Personel dispensing memerlukan pengetahuan dan keterampilan:
 Membaca (terutama membaca resep)
 Keterampilan menghitung/ kalkulasi yang baik
 Menuang, meracik, membungkus
 Pengetahuan tentang obat yang didispensing (farmakologi)
 Keterampilan mengases mutu sediaan
 Bersifat bersih , teliti, dan jujur
 Berkomunikasi secara efektif dengan penderita dan profesional kesehatan

Tahap Proses Dispensing

Menerima dan memvalidasi resep

Saat menerima resep, pasien diberi nomor tunggu. Lakukan identifikasi penderita
dan verifikasi nama penderita serta asal resep (nama dan klinik dokter penulis
resep). Order obat secara lisan oleh dokter bisa dilakukan pada kondisi darurat/ luar
biasa. Order dibaca ulang kepada dokter untuk memastikan akurasi. Waspadai akan
kemungkinan resep palsu.

Perhatikan nama penderita, ruangan, kamar, dan nomor penderita (untuk pasien
rawat tinggal), tanggal dan jam penulisan resep untuk memastikan kesesuaian resep
dengan kondisi pasien terkini, nama obat, kekuatan sediaan, bentuk sediaan,
kuantitas, aturan pakai, tanda tangan dokter dan instruksi lain dari dokter

Interpretasi Resep

Interpretasi isi resep mencakup interpretasi singkatan tertentu yang ditulis dokter,
memastikan dosis berada dalam rentang normal (jenis kelamin dan usia/ BB),
perhitungan dosis dan kuantitas, mengkaji ketidak tepatan pada resep
(kontraindikasi, interaksi, duplikasi, inkompatibilitas). Setiap perhitungan harus
diperiksa ganda oleh staf/ personel yang lain.

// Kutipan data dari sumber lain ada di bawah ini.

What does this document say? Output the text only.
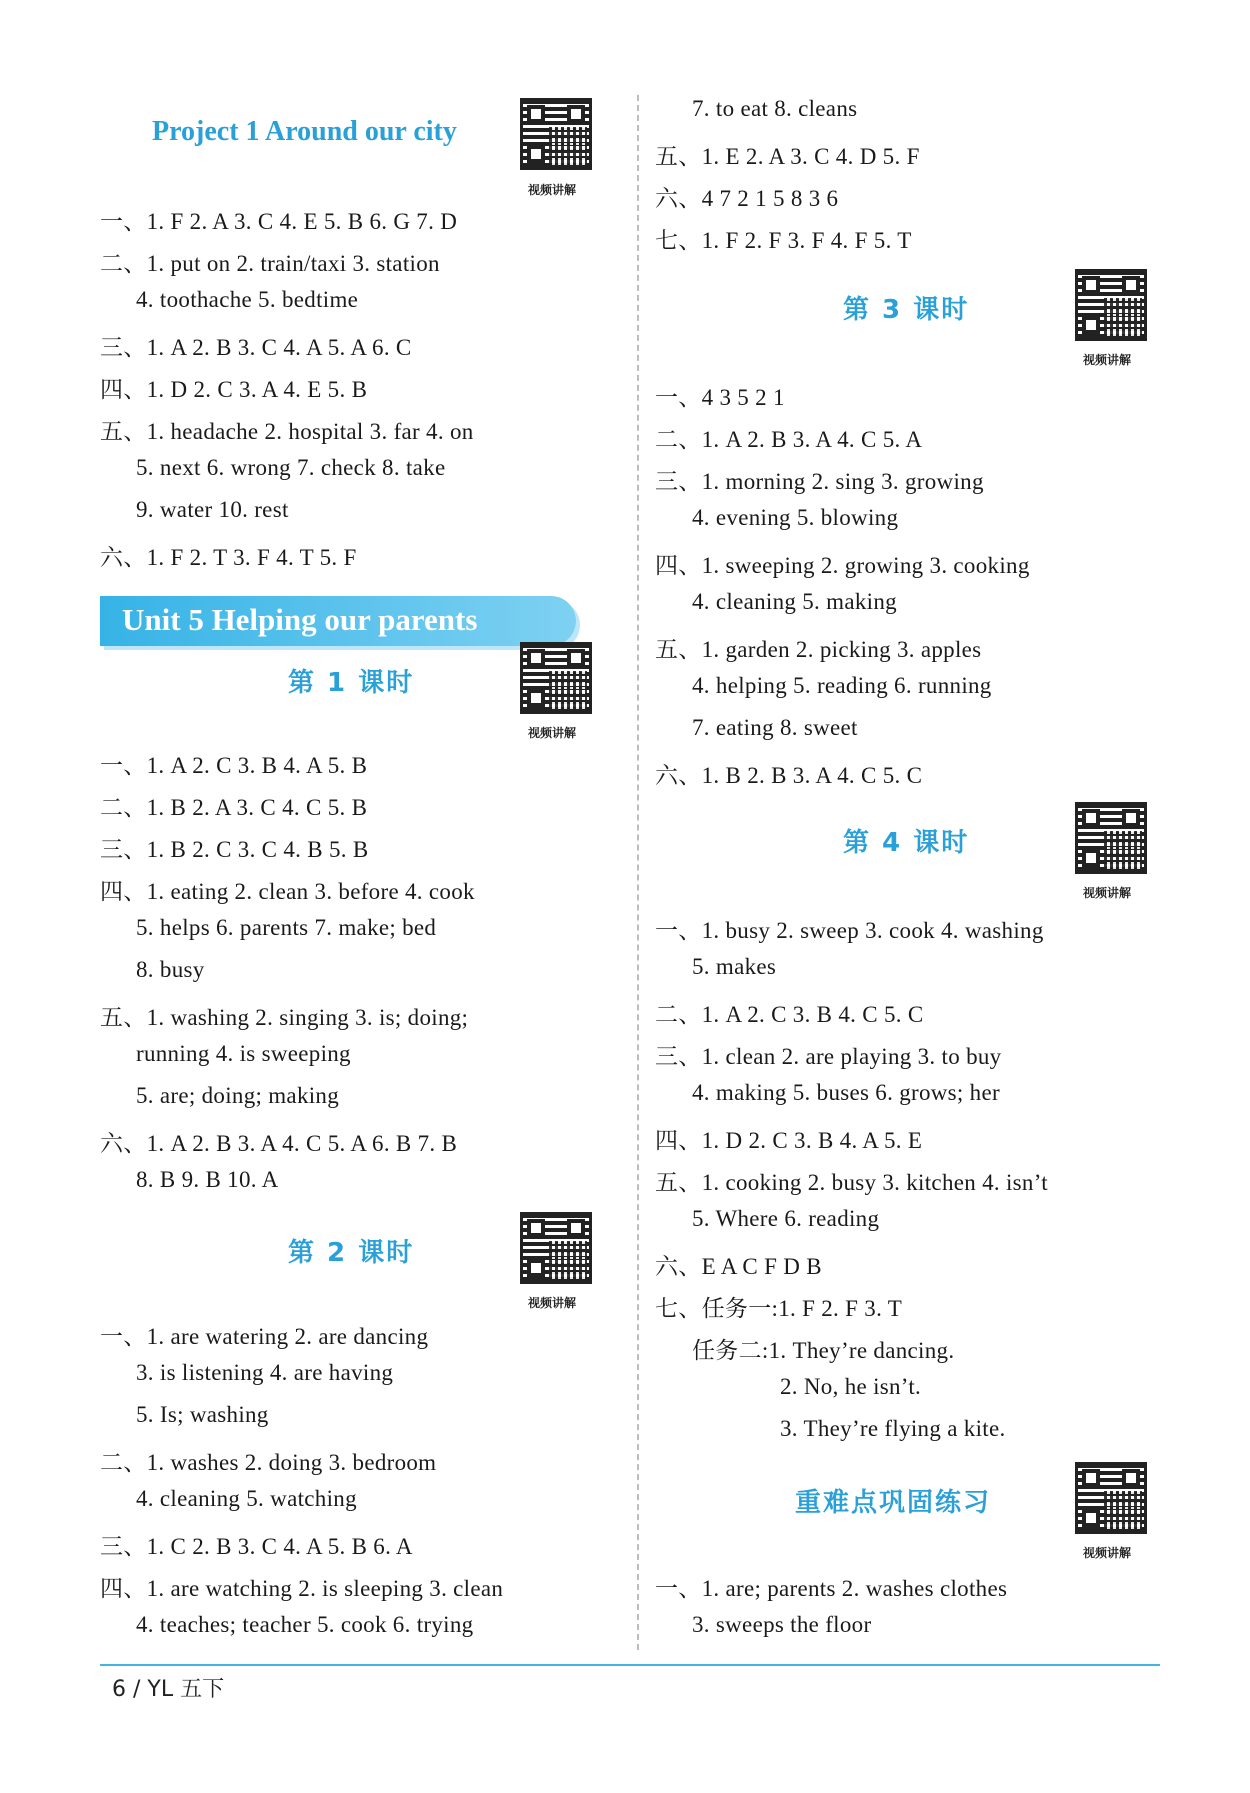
Project 1 Around our city
视频讲解
一、1. F 2. A 3. C 4. E 5. B 6. G 7. D
二、1. put on 2. train/taxi 3. station
4. toothache 5. bedtime
三、1. A 2. B 3. C 4. A 5. A 6. C
四、1. D 2. C 3. A 4. E 5. B
五、1. headache 2. hospital 3. far 4. on
5. next 6. wrong 7. check 8. take
9. water 10. rest
六、1. F 2. T 3. F 4. T 5. F
Unit 5 Helping our parents
第 1 课时
视频讲解
一、1. A 2. C 3. B 4. A 5. B
二、1. B 2. A 3. C 4. C 5. B
三、1. B 2. C 3. C 4. B 5. B
四、1. eating 2. clean 3. before 4. cook
5. helps 6. parents 7. make; bed
8. busy
五、1. washing 2. singing 3. is; doing;
running 4. is sweeping
5. are; doing; making
六、1. A 2. B 3. A 4. C 5. A 6. B 7. B
8. B 9. B 10. A
第 2 课时
视频讲解
一、1. are watering 2. are dancing
3. is listening 4. are having
5. Is; washing
二、1. washes 2. doing 3. bedroom
4. cleaning 5. watching
三、1. C 2. B 3. C 4. A 5. B 6. A
四、1. are watching 2. is sleeping 3. clean
4. teaches; teacher 5. cook 6. trying
7. to eat 8. cleans
五、1. E 2. A 3. C 4. D 5. F
六、4 7 2 1 5 8 3 6
七、1. F 2. F 3. F 4. F 5. T
第 3 课时
视频讲解
一、4 3 5 2 1
二、1. A 2. B 3. A 4. C 5. A
三、1. morning 2. sing 3. growing
4. evening 5. blowing
四、1. sweeping 2. growing 3. cooking
4. cleaning 5. making
五、1. garden 2. picking 3. apples
4. helping 5. reading 6. running
7. eating 8. sweet
六、1. B 2. B 3. A 4. C 5. C
第 4 课时
视频讲解
一、1. busy 2. sweep 3. cook 4. washing
5. makes
二、1. A 2. C 3. B 4. C 5. C
三、1. clean 2. are playing 3. to buy
4. making 5. buses 6. grows; her
四、1. D 2. C 3. B 4. A 5. E
五、1. cooking 2. busy 3. kitchen 4. isn’t
5. Where 6. reading
六、E A C F D B
七、任务一:1. F 2. F 3. T
任务二:1. They’re dancing.
2. No, he isn’t.
3. They’re flying a kite.
重难点巩固练习
视频讲解
一、1. are; parents 2. washes clothes
3. sweeps the floor
6 / YL 五下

Menapis Profil Pengobatan Penderita (P3)

Dimulai dari memasukkan semua data obat yang tertulis pada formulir P3 (bisa
terkomputerisasi), kemudian pengkajian terhadap profil tersebut yaitu terhadap
data informasi penderita (umur, bobot badan, alergi) dan data terapi obat (dosis,
frekuensi, kontraindikasi, interaksi, duplikasi, Reaksi Obat Merugikan/ ROM).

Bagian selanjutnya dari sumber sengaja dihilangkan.